What My Internship at Proper John Music Taught Me…
For the past two months, my business partner (Eros) and I had interned at a Miami record label, “Proper John Music” alongside 49 interns. Eros interned as a business manager, and my role was as a media specialist. Before I start to talk about the lessons I had learned, let me provide you with a little bit of context about how I got a spot at the record label.
In the beginning of summer 2017, Eros and I had just recently agreed on fulfilling the idea of operating our own business. We were preparing ourselves for our first “true” entrepreneurial endeavor. We had no intention of interning anywhere, but instead, to focus, and invest 100% of our time into our new agency. Around the first couple of days of summer break, Eros introduced the internship to me, and how he was considering being a part of it. I didn’t think much about it, as I was so focused on getting our agency’s feet off the ground. During one of our meetings, Eros told me he decided to work for Proper John as an intern. I was a bit thrown off, as I was intending on using every second on our new business, but instead of reacting, I took action. I decided to intern as well, and Eros got me an interview with Proper John (the guy in charge) the day before the internship officially started. I went into the interview, and crushed it, agreeing to start the next morning, for the next 8 weeks, 9:00 AM-3:30 PM, Monday-Friday. That’s a lot of time to invest in an UNPAID internship, but my thinking was that I’d have access to my business partner so that we could work on our business during a few of the hours of the internship everyday, (which we did). Now we have made some progress with our business, and have taken some big losses, that have taught us major lessons.

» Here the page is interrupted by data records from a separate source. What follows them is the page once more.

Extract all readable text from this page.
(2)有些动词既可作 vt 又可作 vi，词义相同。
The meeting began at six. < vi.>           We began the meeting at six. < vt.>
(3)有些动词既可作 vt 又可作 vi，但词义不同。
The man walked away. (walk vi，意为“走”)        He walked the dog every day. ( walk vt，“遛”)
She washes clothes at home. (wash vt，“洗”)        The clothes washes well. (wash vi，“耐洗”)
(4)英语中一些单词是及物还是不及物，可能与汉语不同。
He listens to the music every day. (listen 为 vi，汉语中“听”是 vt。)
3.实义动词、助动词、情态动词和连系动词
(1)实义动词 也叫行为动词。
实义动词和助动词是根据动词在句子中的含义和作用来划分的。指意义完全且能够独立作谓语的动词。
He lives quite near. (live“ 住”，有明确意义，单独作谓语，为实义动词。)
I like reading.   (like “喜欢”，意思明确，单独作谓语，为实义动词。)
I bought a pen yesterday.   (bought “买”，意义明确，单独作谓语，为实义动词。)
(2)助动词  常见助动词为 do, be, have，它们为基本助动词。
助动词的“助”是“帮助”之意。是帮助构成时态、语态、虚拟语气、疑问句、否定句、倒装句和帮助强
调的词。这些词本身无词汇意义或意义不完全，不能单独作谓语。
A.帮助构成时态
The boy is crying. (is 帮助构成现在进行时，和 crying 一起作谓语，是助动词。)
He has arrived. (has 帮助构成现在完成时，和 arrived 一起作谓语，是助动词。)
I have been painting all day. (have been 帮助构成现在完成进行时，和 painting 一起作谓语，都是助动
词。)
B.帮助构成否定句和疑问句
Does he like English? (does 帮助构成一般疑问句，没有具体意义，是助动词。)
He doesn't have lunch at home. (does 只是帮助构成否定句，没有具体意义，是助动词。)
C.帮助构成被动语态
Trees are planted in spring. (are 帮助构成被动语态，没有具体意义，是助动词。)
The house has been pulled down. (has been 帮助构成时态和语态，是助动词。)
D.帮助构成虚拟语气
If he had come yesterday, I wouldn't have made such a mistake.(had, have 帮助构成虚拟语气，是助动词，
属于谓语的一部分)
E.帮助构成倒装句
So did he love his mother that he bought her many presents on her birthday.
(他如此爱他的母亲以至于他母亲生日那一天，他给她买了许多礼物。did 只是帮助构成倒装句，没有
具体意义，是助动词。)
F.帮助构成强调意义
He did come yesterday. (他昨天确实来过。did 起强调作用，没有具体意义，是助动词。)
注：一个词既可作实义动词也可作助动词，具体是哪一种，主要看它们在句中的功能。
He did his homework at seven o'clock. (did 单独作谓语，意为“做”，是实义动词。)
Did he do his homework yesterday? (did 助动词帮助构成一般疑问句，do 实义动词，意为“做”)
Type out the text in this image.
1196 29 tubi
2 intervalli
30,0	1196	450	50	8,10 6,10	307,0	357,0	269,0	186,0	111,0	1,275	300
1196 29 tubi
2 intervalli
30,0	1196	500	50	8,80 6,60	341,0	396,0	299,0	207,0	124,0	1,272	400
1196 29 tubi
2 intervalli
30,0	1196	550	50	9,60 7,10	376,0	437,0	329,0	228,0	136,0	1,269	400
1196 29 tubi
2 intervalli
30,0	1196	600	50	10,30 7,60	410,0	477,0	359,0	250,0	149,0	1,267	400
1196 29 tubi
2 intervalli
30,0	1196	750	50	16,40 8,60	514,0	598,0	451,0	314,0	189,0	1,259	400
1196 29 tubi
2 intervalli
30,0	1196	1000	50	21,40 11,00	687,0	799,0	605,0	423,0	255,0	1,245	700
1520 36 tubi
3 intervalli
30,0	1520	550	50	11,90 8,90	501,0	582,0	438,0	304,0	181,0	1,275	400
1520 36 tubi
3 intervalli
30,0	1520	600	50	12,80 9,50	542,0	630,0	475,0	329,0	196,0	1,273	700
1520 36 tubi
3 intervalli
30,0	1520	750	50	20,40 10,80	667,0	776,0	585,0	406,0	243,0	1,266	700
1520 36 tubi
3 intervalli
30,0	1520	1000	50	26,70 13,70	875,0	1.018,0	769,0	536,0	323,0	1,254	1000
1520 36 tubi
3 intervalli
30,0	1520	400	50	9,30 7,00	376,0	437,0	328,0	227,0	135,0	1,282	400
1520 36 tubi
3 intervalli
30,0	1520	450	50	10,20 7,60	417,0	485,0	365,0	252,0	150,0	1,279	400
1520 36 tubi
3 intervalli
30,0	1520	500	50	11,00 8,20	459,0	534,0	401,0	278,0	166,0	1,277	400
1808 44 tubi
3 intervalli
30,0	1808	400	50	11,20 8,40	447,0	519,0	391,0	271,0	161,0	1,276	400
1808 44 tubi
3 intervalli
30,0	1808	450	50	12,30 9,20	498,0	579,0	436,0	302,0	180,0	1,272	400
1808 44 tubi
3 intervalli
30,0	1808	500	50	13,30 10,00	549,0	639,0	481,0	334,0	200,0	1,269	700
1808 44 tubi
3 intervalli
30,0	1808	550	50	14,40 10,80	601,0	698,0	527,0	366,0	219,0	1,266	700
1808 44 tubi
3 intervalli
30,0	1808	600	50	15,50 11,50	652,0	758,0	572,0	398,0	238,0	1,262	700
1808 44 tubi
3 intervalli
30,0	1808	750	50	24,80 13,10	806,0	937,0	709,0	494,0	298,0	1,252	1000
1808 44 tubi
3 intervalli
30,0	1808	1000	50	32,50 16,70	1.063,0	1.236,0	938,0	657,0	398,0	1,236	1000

Working for John for the past two months has taught me a few key lessons:
- Any internship won’t teach A THING about the world of business at a logistic level. No matter what you’ve been told, or expected, the internship itself will not teach you the practical steps in starting your own business, or taking an entrepreneurial approach to your career. You may learn something from your boss about your scenario, but I would consider that to be more of a “mentorship”.
- Take advantage of the people you meet and interact with. Link up with your other fellow interns, work with them, collaborate, and help them with their obligations, and become friends with them. These are the people who will be of great value to you in the long run. Plus, why not have an extra friend or two (or 49) in the short term?
- Have a daily schedule. If you want to pursue a life of business/entrepreneurship, you will realize how effective it is to have a schedule. Working for John gave me a responsibility to get to the office at certain times, which slices a chunk of my available time during the day. I worked around this by essentially “hacking” my schedule. I have certain goals I want to accomplish, but “not enough time” in the day, so I prioritize. Instead of getting 8 hours of sleep, I get 5:30–6 hours of sleep, and distribute my 18 hours according to my goals. Here’s what that looks like:
5:00 AM — wake up. Write my goals down in a legal pad at my bedside.
5:10 AM — take a shower.
5:15 AM — eat breakfast.
5:30 AM — brush my teeth
5:35 AM — read.
6:35 AM — watch a video based on a subject that will improve my thinking/expand my knowledge. (online video course/business class)
8:00 AM — take a bus to Proper John office.
9:00 AM — daily Proper John meetings
10:00 AM — daily Proper John activities.
12:30 PM — lunch break (have daily internal business lunch meeting with Eros at the Southeast Financial Center)
1:40–2:00 PM — head back to office and continue to work.
3:30–4:00 PM — take a bus back home.
5:00 PM — edit/film for personal brand
7:00 PM — dinner.
7:30 PM — FLVS virtual school.
8:30 PM — Tai Lopez marketing course.
9:45 PM — log off of Tai Lopez course, and prepare for bed
10:00 PM —write an article for Medium
10:45 PM — go to bed and read myself to sleep (I’d be asleep around 11:30)
wake up at 5:00 AM again.
Now, of course my day doesn’t ALWAYS go according to schedule, but having a set goal for the day, gives me a clear vision of what needs to be accomplished that day, and in what time span it needs to be done.
Ultimately, the number one thing I have taken from my time working for John is having a connection to the other interns, and having built a few friendships out of it, as well as creating a schedule that is built purely to accomplish my ambitions. Once you stop worrying about the “what” you will learn from your internship, focus on the people you have been surrounded with, the time you have available, and the goals you want to accomplish, and hack your schedule to do so. Once you do so, you’ll start to see your daily life take some form, and have a bit more of a purpose.
Also, if you’re reading this John, thanks for the opportunity at the record label, it gave some insight of the music industry, but more importantly, it introduced me to some great people I will most definitely be working with in the not too long future.
(and for those reading this, thank you, for your attention.)